As I reflect on the David and Goliath paradigm, it strikes me as something OW should be careful to avoid. Consider the Biblical story: A young upstart picks up a stone and, using his slingshot, kills Goliath, the giant. After this success, David chops off the giant’s head and eventually becomes the leader of the people. The David and Goliath analogy suggests that Ordain Women wants to destroy the Church and assume leadership. This paradigm feeds the fears of the mainstream LDS. Maybe the PR department was calculating enough to intentionally establish this paradigm, but I’ll give the good people who serve there the benefit of the doubt. Regardless, OW now has to live with the fact that the paradigm is publicly established. The Church, as host of the event we call the Priesthood Session, has asked OW to refrain from their planned public action. If OW does not stay away, it will appear to the membership that, like David, they have picked up a stone. It may not be their intent to be combative, but combativeness will be the perception of mainstream Latter-day Saints, regardless of the smiles worn by OW supporters. Martin Luther King urged his supporters to remain non-violent. The trouble is, in Mormondom, disharmony and dissension are esteemed darn near as detrimental to spiritual growth as violence is to peaceful reform. The televised image of OW not walking toward the doors of the Priesthood session, but assembling elsewhere, will communicate a peaceful and positive message about them to the membership.

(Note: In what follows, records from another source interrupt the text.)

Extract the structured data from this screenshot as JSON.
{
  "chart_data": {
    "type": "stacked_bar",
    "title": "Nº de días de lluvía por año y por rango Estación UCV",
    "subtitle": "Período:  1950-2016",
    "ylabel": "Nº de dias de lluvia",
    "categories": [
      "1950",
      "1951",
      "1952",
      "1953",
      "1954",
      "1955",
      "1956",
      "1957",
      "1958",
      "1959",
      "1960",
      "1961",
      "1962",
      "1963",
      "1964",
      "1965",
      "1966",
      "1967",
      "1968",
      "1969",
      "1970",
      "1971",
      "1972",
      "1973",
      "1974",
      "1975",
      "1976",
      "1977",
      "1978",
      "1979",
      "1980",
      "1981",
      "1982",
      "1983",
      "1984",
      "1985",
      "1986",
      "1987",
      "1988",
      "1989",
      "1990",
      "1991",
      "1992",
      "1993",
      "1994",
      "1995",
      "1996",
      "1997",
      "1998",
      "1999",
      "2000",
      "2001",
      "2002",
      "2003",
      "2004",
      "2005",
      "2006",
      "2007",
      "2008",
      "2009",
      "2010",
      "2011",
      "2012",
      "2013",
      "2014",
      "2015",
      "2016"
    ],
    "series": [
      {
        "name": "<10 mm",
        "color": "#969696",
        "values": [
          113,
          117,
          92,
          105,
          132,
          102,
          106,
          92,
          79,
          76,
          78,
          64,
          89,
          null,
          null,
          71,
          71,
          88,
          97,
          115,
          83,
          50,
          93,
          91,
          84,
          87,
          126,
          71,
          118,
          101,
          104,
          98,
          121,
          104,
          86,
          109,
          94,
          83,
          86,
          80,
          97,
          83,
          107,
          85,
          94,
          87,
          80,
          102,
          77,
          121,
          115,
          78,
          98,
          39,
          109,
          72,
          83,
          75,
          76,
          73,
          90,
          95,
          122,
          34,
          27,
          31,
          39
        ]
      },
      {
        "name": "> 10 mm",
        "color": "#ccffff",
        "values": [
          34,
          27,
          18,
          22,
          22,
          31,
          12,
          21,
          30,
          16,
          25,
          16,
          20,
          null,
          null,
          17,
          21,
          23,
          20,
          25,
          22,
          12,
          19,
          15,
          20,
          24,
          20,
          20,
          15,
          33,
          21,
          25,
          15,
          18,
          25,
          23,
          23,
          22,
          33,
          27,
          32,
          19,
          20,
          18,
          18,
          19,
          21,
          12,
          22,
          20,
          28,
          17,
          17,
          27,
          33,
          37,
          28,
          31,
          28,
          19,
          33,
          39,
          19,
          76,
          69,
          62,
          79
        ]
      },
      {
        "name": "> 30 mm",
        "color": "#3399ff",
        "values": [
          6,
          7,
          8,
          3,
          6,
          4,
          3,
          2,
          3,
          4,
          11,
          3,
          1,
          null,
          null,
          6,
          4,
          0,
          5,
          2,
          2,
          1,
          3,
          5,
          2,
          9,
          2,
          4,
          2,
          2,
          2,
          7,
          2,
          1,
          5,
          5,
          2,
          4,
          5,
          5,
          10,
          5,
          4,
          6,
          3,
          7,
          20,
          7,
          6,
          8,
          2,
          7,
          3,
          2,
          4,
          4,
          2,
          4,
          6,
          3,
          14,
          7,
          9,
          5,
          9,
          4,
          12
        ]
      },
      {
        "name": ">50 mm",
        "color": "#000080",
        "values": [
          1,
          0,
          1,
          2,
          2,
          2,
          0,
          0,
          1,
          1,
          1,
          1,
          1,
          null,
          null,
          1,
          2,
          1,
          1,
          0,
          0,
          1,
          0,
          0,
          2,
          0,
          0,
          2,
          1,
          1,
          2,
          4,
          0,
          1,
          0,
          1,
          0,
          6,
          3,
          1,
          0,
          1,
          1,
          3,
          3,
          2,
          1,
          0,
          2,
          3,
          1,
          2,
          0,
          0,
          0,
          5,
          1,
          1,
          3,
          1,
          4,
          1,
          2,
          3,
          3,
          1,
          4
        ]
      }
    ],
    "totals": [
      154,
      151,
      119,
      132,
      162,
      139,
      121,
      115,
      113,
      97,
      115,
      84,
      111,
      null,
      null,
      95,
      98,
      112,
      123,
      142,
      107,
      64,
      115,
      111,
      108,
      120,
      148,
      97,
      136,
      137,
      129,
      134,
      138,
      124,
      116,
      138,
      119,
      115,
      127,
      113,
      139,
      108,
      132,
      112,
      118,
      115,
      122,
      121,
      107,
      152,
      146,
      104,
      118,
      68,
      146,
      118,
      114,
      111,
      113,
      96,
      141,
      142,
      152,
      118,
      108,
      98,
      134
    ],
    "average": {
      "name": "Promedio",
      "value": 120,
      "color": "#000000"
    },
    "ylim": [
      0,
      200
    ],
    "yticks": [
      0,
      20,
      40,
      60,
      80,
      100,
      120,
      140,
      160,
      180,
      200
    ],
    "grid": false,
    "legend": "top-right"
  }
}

The only stones Ordain Women should be picking up are those which clear the field for planting. I urge them to stay away from the doors of the Priesthood Session this weekend. As I see it, this is the best action OW can take at this moment in history. It will begin to soften the hearts of the general membership toward them and, by extension, their cause. OW has a choice: They either move toward the doors of the Conference Center or toward the embrace of mainstream Mormons. At the end of the day, they will not find themselves inside either, but at least one of these directions will bring them closer to a Church readied for what they desire.

I caution them to choose prayerfully and wisely what they will be communicating this weekend. And to whom.

“He that is without sin among you, let him cast a first stone…” John 8:32.